The black bear is the only potential predator of moose calves in the Adirondacks.

Social Behavior

  • Social System - Relatively asocial, moose may "yard" up in small groups of up to 12-15 in winter, drawn together by advantageous snow conditions and food. During spring and summer, small groups of bulls known as satellites may form. Again, during the rutting period, temporary associations of bulls occur with aggressive interactions producing hierarchies in which the top ranking bull gains access to cows. Cow-calf, and even cow-calf-yearling, are other social groups. The moose is polygynous, i.e., one male mating with several females, successively. Home ranges vary with many factors, but average 20.7-38.8 km2 (8-15 sq mi). Cows with calves remain isolated from one another, and some may defend territories. Densities in habitat comparable to the Adirondacks are 1-2 moose per 256 ha (1 sq mi).
  • Communication - Extensive, ritualized posturing occurs among moose, involving special gaits, especially among bulls in which the antlers serve as optical reinforcers, signals of size and motivation. Bulls engage in mock battles, pushing and shoving with their antlers, occasionally resulting in injury or death of one of the combatants when the encounter progresses to actual fighting. Bulls may also threaten by lowering their antlers and raising their manes while standing laterally to an intruder or opponent. Chemical signals play a major role in courtship. Metatarsal and interdigital glands are absent, but small tarsal and lacrimal glands are functional. Bulls during the rut use their hooves to flail out chunks of soil, and then stretch over the disturbed area to urinate on it, creating a wallow in which both sexes roll. Bulls and cows employ sounds to communicate. Bulls produce "roar-bellows", "croaks", and a "barking-like" sounds during agonistic and sexual encounters. Cows "moan", a directional "distance reducing" call that attracts bulls. Calves "moo-bawl." Of the various senses, hearing and smell are most acute with vision relatively poor.

Additional References

Franzmann, A. 1981. Alces alces. Mammalian Species, 154:1-7.

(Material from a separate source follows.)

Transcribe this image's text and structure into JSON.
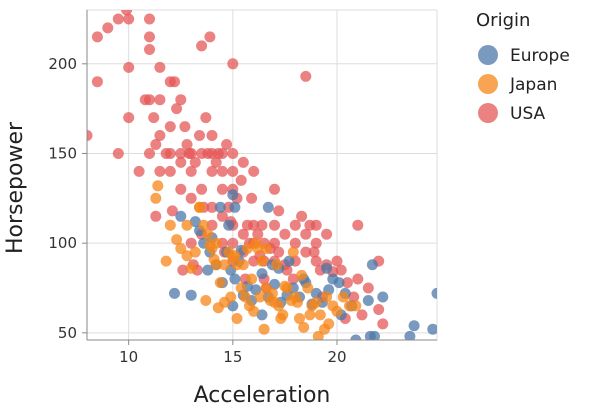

Garner, D.L. 1989. Ecology of the moose and the feasibility for translocation into the Greater Adirondack Ecosystem. M.S. Thesis, SUNY ESF,
Syracuse, 118 pp.

Garner, D.L. and W.F. Porter. 1991. Prevalence of Parelaphostrongylus tenuis in white-tailed deer in northern New York. Journal of Wildlife Diseases, 27(4):594-598.

Hicks, A. 1986. The history and current status of moose in New York. Alces, 22:245-52.